Een ander motief is de moeder-dochter relatie. De relatie tussen Helena en Geertruide is complex. Helena heeft een compleet andere levenswijze dan Geertruide en gaat ook op een andere manier door het leven.
Het derde motief is de zorg die verleend wordt aan zieke en oude mensen. In het boek wordt hier kritiek op geleverd. Dit laat de schrijver zien door de omstandigheden in het tehuis; het gebrek aan privacy, het volgepropte tehuis en de kwaliteit van de verzorging. Het verzorgingstehuis geeft een dubbelop gevoel. Enerzijds schuld, omdat we onze ouders wegstoppen in een tehuis, anderzijds opluchting, omdat er voor ze gezorgd wordt.
Tijd en ruimte
Het verhaal speelt zich af in 1952. Er worden verder geen data of dagen genoemd. Dit heeft de schrijver expres gedaan om te laten zien dan de dagen troosteloos hetzelfde zijn. Het is dus niet zeker hoe lang het boek duurt, maar je kan aannemen van enkele maanden tot maximaal een jaar. Het verhaal is opgesplitst in drie delen. De delen lopen chronologisch ten opzichte van elkaar. Wel zitten er af en toe flashbacks is.
Het boek speelt zich voornamelijk af in het verzorgingstehuis, eerst in de kleine zaal, daarna in de grote zaal. De symbolische ruimte is in het boek erg belangrijk. Patiënten die in de grote zaal komen staan dan ook vaak aan het einde van hun leven. De grote zaal kan dus gezien worden als de laatste stap tot de dood.
Vertelinstantie
Het boek heeft een ik-perspectief. Er zijn twee verhaallijnen; Helena en Geertruide. De verhaallijnen worden afgewisseld in het verhaal. Het boek bestaat uit drie delen. In het eerste deel wordt er constant afgewisseld tussen de twee vertellers. In deel twee is Geertruide de enige verteller, aangezien Helena dan in Parijs zit. In deel drie is Helena de vertelster. Je krijgt hierdoor het verhaal te zien vanuit twee invalshoek. Je weet hoe ze zich voelen en hoe ze denken.

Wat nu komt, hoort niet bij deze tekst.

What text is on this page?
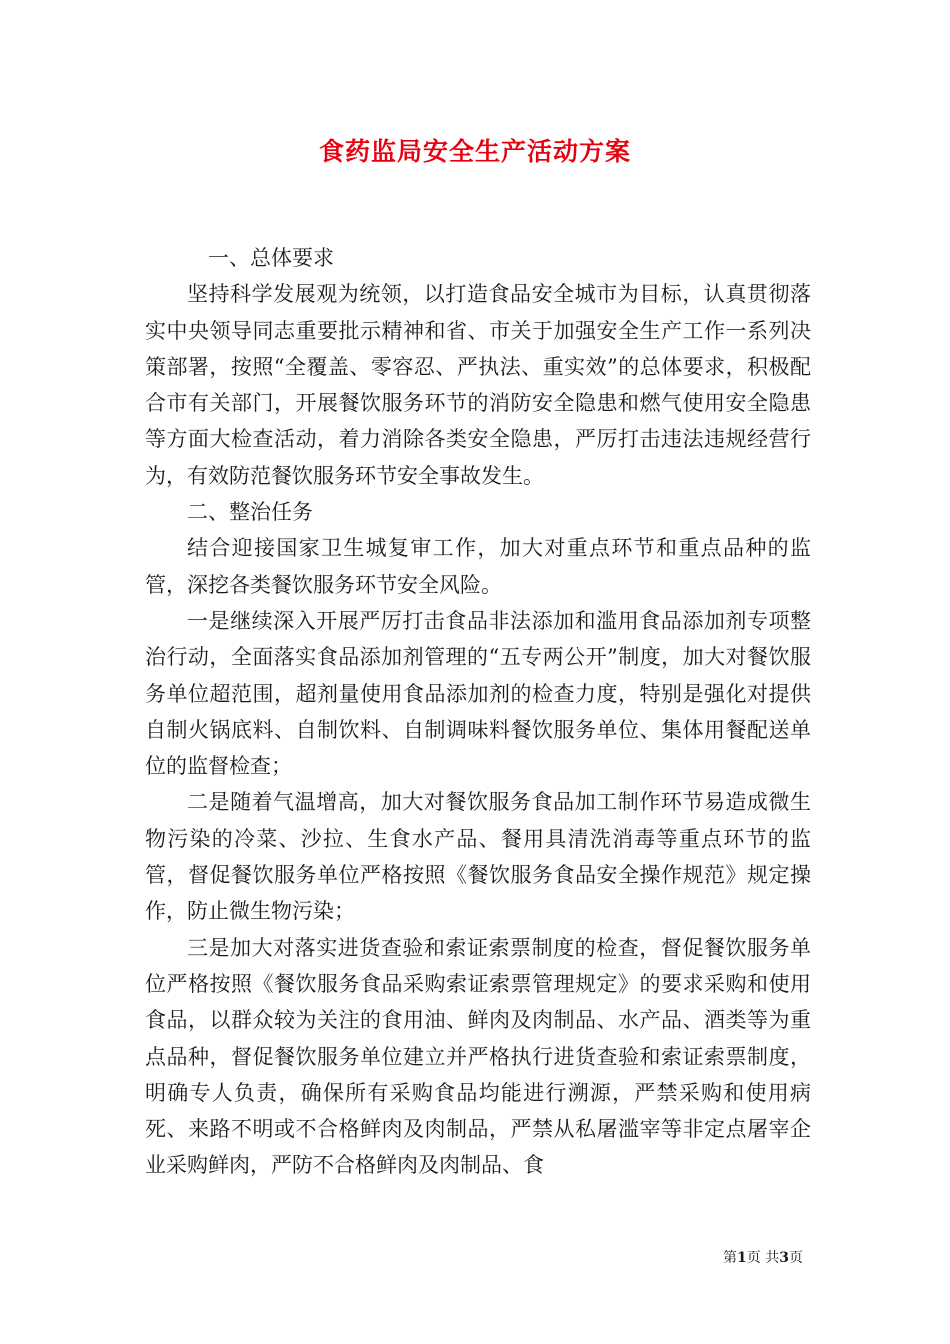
食药监局安全生产活动方案

一、总体要求

坚持科学发展观为统领，以打造食品安全城市为目标，认真贯彻落实中央领导同志重要批示精神和省、市关于加强安全生产工作一系列决策部署，按照“全覆盖、零容忍、严执法、重实效”的总体要求，积极配合市有关部门，开展餐饮服务环节的消防安全隐患和燃气使用安全隐患等方面大检查活动，着力消除各类安全隐患，严厉打击违法违规经营行为，有效防范餐饮服务环节安全事故发生。

二、整治任务

结合迎接国家卫生城复审工作，加大对重点环节和重点品种的监管，深挖各类餐饮服务环节安全风险。

一是继续深入开展严厉打击食品非法添加和滥用食品添加剂专项整治行动，全面落实食品添加剂管理的“五专两公开”制度，加大对餐饮服务单位超范围，超剂量使用食品添加剂的检查力度，特别是强化对提供自制火锅底料、自制饮料、自制调味料餐饮服务单位、集体用餐配送单位的监督检查；

二是随着气温增高，加大对餐饮服务食品加工制作环节易造成微生物污染的冷菜、沙拉、生食水产品、餐用具清洗消毒等重点环节的监管，督促餐饮服务单位严格按照《餐饮服务食品安全操作规范》规定操作，防止微生物污染；

三是加大对落实进货查验和索证索票制度的检查，督促餐饮服务单位严格按照《餐饮服务食品采购索证索票管理规定》的要求采购和使用食品，以群众较为关注的食用油、鲜肉及肉制品、水产品、酒类等为重点品种，督促餐饮服务单位建立并严格执行进货查验和索证索票制度，明确专人负责，确保所有采购食品均能进行溯源，严禁采购和使用病死、来路不明或不合格鲜肉及肉制品，严禁从私屠滥宰等非定点屠宰企业采购鲜肉，严防不合格鲜肉及肉制品、食

第1页 共3页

'Mevrouw Jansen, fluisterde ik. Ja, fluisterde ze terug. Wat is er gebeurd? Ik denk, zei ze, en ze slikte weer hard, dat mevrouw Diepenhorst weggebracht is. Weggebracht? Ja, zei ze, als we, als er iemand dood is gegaan, wordt hij zo gauw mogelijk weggebracht, Ik heb niet gevraagd waarheen ze haar brengen. Mijn hele lijf siddert en ik voel een onweerstaanbaar verlangen te vluchten, Maar waarheen en waarom? Wie zal de volgende zijn?' (blz. 99, Geertruide)
'Onrustig begonnen haar handen te bewegen. Ze gingen van haar hart naar haar keel, van haar keel naar haar hart. Zonder ophouden. Ik nam ze in mijn handen, ze waren ijskoud. Maar ik mocht ze niet vasthouden. Deze strijd, de allerlaatste, moest ze alleen uitvechten.' (blz. 126, Helena)
Personages
In het boek spelen voornamelijk vrouwen een rol, met uitzondering van kleine vergetelijke mannelijke rollen. De twee vertellers krijgen het meeste aandacht.
Geertruide van der Veen: Geertruide is een van de vertellers van het boek. Ze is een gevoelige, schuwe vrouw. Ze is een weduwe en zit in het verzorgingstehuis. Ze zorgt altijd voor een goede indruk en offert veel op voor andere mensen. Ze is gesloten in een gezelschap en laat zich alleen kennen in een-op-een contact.
Helena: Helena is de dochter van Geertruide. Ze is een modeltekenares en woont met haar man Jean in Parijs. Ze is sterk beïnvloed door het existentialisme. Ze weet precies wat ze wilt in het leven en is een onafhankelijke vrouw. Tegenover de situatie van haar moeder staat ze machteloos.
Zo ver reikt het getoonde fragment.